Opera House still has original walls, ceiling

Opera House still has original walls, ceiling

The renovated Samsung Opera House retains the same ceiling while the flooring has been changed.

Meticulous work went into the restoration of the New Opera cinema, a grand heritage structure at the intersection of Residency Road and Brigade Road.

The British-era building that once hosted live music and screened movies is now called the Samsung Opera House, and undergone various levels of restructuring to appear the way it does today. No part was demolished.

After building owner K Ramakrishnan began the restoration, Brawn Globus, an interior Fit-Out company, stepped in to do up the interiors.

 The inside walls now have a false padding. The original stone, brick and mortar walls remain.

The floor, muddy and broken in many parts, was excavated manually and redone. Likewise, the ceiling, restored by the owner, got a fresh coat of paint once the interior Fit-Out stepped in.

Talking about how Brawn Globus bagged the deal, Pavan Veeraghanta, project manager of the entire interior Fit-Out work, says, “We came into the picture in January and the building was pretty much just a skeletal structure. Ramakrishnan, the owner, was already working on restoring it. Samsung had given us the interior and exterior landscaping and the brief was to bring it up to new age construction standards.”

 The main challenge was to work without disturbing the original structure.“The structure was originally built with lime mortar and stone which you don’t see nowadays. These structures are difficult to deal with because you don’t know how much load they can take, how they react to being worked on, and how much resistance they have to damage,” says Veeraghanta.

A padding had to be added to ensure the original walls were protected. “We have restored them using PoP and repainted them to make them appear smooth,” he adds.

Some parts of the floor were made of concrete, apparently a modification of the floor laid in mud/concrete, when the building was first constructed. 
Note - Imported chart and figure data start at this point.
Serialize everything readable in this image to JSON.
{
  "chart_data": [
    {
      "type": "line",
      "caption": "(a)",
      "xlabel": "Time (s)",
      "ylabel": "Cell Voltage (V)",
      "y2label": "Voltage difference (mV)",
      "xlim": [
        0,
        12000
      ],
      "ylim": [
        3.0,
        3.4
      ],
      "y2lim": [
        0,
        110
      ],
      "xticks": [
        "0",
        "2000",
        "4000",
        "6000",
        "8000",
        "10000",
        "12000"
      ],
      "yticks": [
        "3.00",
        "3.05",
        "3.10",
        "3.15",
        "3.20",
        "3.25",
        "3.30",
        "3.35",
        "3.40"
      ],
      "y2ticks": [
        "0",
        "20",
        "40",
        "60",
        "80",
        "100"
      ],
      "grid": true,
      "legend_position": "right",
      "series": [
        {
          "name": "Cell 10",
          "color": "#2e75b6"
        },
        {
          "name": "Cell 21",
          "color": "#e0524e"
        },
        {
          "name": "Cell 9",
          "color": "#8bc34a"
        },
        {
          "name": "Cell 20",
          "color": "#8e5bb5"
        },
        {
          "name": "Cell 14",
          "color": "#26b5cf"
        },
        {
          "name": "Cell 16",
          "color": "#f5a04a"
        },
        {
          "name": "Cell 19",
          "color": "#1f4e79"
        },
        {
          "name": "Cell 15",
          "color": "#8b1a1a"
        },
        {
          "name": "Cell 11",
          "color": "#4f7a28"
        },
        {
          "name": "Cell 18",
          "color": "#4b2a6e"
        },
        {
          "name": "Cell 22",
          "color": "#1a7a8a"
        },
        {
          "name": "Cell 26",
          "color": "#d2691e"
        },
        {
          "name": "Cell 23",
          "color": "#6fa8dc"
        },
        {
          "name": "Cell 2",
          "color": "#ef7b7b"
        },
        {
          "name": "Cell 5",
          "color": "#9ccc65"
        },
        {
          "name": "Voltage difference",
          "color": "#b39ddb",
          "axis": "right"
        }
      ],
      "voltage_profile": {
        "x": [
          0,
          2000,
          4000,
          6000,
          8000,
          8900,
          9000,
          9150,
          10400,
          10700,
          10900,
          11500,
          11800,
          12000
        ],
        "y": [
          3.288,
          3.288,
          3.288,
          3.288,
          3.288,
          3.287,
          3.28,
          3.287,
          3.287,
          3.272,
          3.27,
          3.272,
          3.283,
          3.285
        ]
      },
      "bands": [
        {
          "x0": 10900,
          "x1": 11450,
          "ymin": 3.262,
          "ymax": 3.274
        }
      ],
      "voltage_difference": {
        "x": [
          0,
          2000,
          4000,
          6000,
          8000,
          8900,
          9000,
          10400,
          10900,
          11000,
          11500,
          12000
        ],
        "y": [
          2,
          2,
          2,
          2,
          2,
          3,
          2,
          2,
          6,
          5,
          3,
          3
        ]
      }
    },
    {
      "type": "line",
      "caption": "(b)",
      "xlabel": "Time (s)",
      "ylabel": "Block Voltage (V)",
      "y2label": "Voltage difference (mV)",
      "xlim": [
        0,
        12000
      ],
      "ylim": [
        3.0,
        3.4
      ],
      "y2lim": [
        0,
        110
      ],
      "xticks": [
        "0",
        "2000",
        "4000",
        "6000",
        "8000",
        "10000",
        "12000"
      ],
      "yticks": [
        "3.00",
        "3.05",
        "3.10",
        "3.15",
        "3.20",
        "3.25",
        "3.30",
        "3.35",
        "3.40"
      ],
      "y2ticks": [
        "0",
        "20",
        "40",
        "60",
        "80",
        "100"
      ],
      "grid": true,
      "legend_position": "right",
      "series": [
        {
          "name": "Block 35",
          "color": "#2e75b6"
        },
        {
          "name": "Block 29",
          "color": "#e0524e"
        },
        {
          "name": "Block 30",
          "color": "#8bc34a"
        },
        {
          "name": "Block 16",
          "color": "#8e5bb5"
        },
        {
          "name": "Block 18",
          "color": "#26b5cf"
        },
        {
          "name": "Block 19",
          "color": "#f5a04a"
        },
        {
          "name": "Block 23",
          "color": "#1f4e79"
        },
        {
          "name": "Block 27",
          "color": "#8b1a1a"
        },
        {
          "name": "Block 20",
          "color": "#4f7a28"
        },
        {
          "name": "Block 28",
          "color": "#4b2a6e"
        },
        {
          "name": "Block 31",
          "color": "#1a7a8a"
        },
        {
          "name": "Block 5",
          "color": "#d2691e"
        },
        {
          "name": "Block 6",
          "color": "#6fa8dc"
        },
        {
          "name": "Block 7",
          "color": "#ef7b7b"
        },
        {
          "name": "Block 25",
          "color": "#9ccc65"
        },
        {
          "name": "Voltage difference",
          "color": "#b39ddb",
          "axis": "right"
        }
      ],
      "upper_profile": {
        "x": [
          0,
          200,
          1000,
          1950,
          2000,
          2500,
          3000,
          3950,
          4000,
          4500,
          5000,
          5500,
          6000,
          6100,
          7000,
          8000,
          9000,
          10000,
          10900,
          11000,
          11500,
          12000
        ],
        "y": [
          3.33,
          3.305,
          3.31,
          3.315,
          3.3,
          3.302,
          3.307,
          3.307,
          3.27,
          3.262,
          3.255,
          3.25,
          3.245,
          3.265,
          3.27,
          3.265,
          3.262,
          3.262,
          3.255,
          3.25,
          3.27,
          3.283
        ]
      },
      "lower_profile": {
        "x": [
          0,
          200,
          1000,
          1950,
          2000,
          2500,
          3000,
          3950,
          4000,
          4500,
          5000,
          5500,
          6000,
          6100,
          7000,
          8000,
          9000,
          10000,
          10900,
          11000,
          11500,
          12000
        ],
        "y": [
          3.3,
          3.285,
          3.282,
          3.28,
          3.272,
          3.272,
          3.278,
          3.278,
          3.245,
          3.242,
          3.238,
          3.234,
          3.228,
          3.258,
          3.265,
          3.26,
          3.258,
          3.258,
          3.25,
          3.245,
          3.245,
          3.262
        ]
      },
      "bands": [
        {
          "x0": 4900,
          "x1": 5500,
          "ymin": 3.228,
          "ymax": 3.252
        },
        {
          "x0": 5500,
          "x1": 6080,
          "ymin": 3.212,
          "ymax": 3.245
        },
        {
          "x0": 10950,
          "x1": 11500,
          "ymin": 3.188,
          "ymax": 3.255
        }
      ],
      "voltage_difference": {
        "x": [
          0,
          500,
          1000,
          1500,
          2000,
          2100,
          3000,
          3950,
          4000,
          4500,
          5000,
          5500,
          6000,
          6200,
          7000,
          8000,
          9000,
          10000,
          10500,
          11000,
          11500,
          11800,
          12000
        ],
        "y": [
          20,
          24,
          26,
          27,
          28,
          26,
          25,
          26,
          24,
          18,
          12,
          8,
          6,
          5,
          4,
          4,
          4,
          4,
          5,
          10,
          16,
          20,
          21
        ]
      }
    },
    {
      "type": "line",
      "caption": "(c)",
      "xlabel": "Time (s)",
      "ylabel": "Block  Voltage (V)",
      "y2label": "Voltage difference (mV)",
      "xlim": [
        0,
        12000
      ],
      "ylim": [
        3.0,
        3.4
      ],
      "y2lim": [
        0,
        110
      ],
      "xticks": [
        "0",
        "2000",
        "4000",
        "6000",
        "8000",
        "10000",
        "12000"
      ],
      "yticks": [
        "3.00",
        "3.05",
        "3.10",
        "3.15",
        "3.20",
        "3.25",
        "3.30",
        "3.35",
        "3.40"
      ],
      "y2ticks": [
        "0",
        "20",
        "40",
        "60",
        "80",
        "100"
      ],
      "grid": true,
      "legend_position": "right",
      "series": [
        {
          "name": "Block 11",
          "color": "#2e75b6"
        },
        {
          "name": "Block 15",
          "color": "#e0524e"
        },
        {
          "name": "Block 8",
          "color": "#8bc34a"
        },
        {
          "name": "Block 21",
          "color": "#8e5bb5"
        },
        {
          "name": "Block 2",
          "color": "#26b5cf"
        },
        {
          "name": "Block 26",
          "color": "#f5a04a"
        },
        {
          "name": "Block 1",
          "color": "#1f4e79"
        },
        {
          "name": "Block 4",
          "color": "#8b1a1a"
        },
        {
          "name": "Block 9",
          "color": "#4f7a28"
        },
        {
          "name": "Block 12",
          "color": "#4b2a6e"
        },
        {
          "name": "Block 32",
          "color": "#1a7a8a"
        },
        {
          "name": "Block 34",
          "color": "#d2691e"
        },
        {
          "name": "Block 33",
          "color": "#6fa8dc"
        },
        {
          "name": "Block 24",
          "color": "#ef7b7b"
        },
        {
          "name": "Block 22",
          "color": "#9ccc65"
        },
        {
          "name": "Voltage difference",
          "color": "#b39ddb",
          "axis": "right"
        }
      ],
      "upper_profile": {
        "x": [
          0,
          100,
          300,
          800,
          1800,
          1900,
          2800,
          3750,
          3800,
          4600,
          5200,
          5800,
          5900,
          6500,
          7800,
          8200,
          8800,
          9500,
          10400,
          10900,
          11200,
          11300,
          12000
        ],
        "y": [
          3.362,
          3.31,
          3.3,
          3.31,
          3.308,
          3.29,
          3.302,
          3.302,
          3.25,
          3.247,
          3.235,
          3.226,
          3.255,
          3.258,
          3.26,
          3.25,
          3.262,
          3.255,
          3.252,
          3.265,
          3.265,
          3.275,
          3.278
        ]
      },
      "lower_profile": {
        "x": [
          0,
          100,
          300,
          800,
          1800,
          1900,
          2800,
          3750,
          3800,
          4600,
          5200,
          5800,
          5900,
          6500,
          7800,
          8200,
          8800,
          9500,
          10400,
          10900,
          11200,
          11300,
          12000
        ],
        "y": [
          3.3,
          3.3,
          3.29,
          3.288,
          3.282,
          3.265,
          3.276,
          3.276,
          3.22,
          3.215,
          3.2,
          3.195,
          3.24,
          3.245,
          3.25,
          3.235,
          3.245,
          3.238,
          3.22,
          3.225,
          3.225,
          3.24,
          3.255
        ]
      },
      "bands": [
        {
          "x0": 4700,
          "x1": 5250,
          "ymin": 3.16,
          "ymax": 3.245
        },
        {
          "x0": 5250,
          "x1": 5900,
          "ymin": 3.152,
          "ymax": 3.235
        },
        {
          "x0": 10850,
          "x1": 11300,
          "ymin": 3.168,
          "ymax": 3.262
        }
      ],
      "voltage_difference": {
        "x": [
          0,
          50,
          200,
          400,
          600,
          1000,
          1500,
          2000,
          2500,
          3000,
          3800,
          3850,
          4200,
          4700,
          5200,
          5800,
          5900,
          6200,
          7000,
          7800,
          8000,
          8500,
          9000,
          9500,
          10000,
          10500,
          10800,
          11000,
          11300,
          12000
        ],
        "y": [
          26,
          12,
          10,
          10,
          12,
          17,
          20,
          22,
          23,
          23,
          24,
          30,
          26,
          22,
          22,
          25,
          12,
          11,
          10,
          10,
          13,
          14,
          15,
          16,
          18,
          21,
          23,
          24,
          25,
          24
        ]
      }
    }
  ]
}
“We completely excavated the floor and got it done manually. About 100 labourers worked on the floor alone. It was a very labour-intensive job. The floor was levelled using concrete and we ensured that the cabling work was done before that. The spiral stairway that adorns the central space was built from scratch by us,” Veeraghanta explains.

The flooring now uses engineered marble, whose maintenance is easy, he says. 

Additional layers

The original wooden flooring on the first floor has been retained and an additional wooden floor placed over it. “A supporting foam layer on the original floor acts as a double protective layer. It protects the wood from being eaten by insects. It is easy to take off and retains the original look,” he says.


The wooden floor on the central stage was redesigned. “A small wooden seating has been added on. This is done to give the space an easy and laidback feel. The seating on the stage can be dismantled like any furniture,” says Pavan.

Culture, not cars

The designers were keen to use the frontal space in a productive way. “The idea of landscaping it and redoing it to offer an amphitheatre set-up is to allow people to walk in, instead of using the space for car parking. There are five levels that can accommodate about 200 people at a time,” explains Veeraghanta of Brawn Globus designers. The space is ideal for bands and artistes to perform. Anti-skid tiles allow for easy movement and prevent slipping," adds Veeraghanta.

Opera House

The land was bought by contractor T C W Skipp in 1913. He later built a theatre there, so we can date the building to the late 1910s. During that time Opera House was mainly used as a venue for dances and theatrical performances. A few years after Skipp’s death, in 1939, his heirs sold the property to Indian owners, who planned to run it as a cinema, and that is possibly when the bright neon sign of ‘New Opera’ went up to highlight its earliest repurposing. It later became a hotchpotch arena where B-Grade movies vied were screened, and it was used as a convenient hangout at the end of Brigade Road.